Un altro consiglio cruciale è quello di evitare di inserire dati personali o bancari su siti web non affidabili o sospetti. Durante la stagione natalizia, come abbiamo visto, i siti web fraudolenti si moltiplicano, cercando di approfittare della corsa agli acquisti. Prima di fornire qualsiasi informazione, è consigliabile verificare attentamente l’URL del sito, cercando eventuali discrepanze o errori di ortografia che possano indicare una truffa. Una difesa digitale efficace include anche la costante aggiornamento del software antivirus e delle applicazioni di sicurezza presenti sui propri dispositivi, che siano computer, tablet o smartphone. Gli strumenti di sicurezza digitali possono rilevare e bloccare minacce online, fornendo un ulteriore strato di protezione durante gli acquisti online.
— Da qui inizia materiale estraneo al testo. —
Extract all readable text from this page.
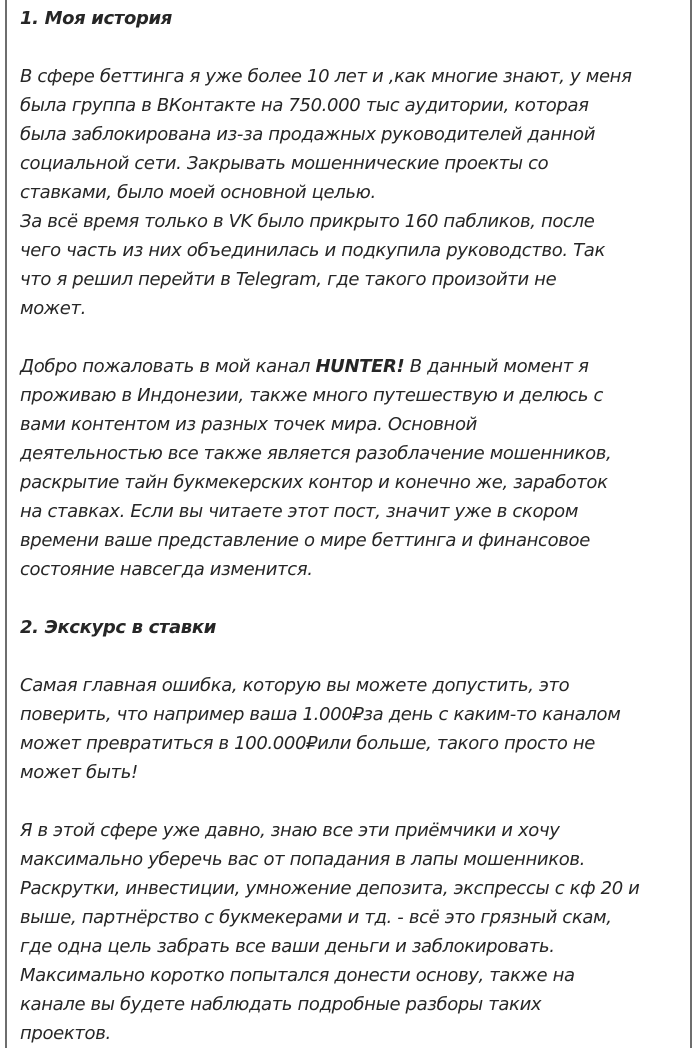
1. Моя история
В сфере беттинга я уже более 10 лет и ,как многие знают, у меня
была группа в ВКонтакте на 750.000 тыс аудитории, которая
была заблокирована из-за продажных руководителей данной
социальной сети. Закрывать мошеннические проекты со
ставками, было моей основной целью.
За всё время только в VK было прикрыто 160 пабликов, после
чего часть из них объединилась и подкупила руководство. Так
что я решил перейти в Telegram, где такого произойти не
может.
Добро пожаловать в мой канал HUNTER! В данный момент я
проживаю в Индонезии, также много путешествую и делюсь с
вами контентом из разных точек мира. Основной
деятельностью все также является разоблачение мошенников,
раскрытие тайн букмекерских контор и конечно же, заработок
на ставках. Если вы читаете этот пост, значит уже в скором
времени ваше представление о мире беттинга и финансовое
состояние навсегда изменится.
2. Экскурс в ставки
Самая главная ошибка, которую вы можете допустить, это
поверить, что например ваша 1.000₽за день с каким-то каналом
может превратиться в 100.000₽или больше, такого просто не
может быть!
Я в этой сфере уже давно, знаю все эти приёмчики и хочу
максимально уберечь вас от попадания в лапы мошенников.
Раскрутки, инвестиции, умножение депозита, экспрессы с кф 20 и
выше, партнёрство с букмекерами и тд. - всё это грязный скам,
где одна цель забрать все ваши деньги и заблокировать.
Максимально коротко попытался донести основу, также на
канале вы будете наблюдать подробные разборы таких
проектов.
Infine, l’educazione e la consapevolezza sono la vera chiave nella lotta contro le truffe online. Condividere consigli di sicurezza con amici e familiari contribuisce a creare una comunità consapevole e resiliente contro le pratiche fraudolente. La prevenzione è spesso il rimedio migliore, e l’informazione è un potente alleato nella protezione delle proprie informazioni personali durante la frenesia degli acquisti natalizi e oltre.